Interestingly, we found that the Charon, Rong, Paula, BARE1C, Fatima, Latidu, and Geneva families showed significant changes, both in the natural hexaploid species (compared to its diploid and tetraploid parental species) and in the newly formed allohexaploid (compared to the TTR19 and TQ27 parental lines). This data suggests that these early changes in element copy numbers impact the subsequent evolution of each element in the genome.

In conclusion, in this study, we have performed a genome-wide analysis of the relative quantity of 16 large TE families representing different superfamilies from both TE classes in a large number of Triticum and Aegilops species, including accessions from the donors of the AA, BB, and DD genomes of polyploid wheat. In addition, the use of natural wheat allopolyploids and newly formed allopolyploids allowed us to assess the TE dynamics both at revolutionary and evolutionary scales. Furthermore, we have analyzed several accessions of the potential donors of the B genome (Ae. searsii and Ae. speltoides), which has not been performed before, allowing us to track the possible evolutionary trajectory of these wheat species.

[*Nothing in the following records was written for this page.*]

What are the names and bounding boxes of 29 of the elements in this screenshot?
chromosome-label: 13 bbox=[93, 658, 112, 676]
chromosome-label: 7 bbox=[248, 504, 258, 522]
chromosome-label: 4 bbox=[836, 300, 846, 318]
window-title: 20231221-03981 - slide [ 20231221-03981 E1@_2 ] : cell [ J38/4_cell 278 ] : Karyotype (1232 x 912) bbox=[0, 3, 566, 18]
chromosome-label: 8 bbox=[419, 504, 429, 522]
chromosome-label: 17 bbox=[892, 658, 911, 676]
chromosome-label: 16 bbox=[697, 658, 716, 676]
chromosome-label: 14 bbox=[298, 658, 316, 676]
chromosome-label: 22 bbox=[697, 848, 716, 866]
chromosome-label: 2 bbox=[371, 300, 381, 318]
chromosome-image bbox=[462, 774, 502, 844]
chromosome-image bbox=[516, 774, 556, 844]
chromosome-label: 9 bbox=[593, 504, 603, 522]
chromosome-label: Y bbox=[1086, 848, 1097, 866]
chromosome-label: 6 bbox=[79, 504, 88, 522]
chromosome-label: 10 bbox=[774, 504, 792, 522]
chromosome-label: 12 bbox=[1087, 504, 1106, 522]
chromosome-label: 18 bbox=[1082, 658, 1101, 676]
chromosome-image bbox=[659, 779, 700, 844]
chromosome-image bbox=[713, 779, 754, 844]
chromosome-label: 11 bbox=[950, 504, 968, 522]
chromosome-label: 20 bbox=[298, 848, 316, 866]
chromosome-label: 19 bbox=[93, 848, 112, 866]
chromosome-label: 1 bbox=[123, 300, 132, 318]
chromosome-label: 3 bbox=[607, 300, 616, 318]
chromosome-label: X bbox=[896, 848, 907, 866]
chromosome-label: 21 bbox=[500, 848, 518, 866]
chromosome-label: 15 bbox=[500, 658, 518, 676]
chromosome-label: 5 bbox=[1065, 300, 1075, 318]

Based on our observations, we have reached the following conclusions: (1) there exists copy number variation of TEs among Triticum and Aegilops species, which might be the result of different activity levels; (2) long elements were active in specific genomes during the evolutionary history of wheat, contributing to the diversification of diploid wheat species; (3) Ae. speltoides by itself cannot be the only contributor of the B genome to polyploid wheat; (4) elements which proliferate in specific genomes are, apparently, reactivated (or undergo rearrangements) following polyploidization and might play a role in the genetic differentiation of polyploid homeologous chromosomes; (5) the changes that occur following polyploidization events are unique to each TE family; and (6) early changes in TE copy numbers impact the subsequent genomic evolution of that element.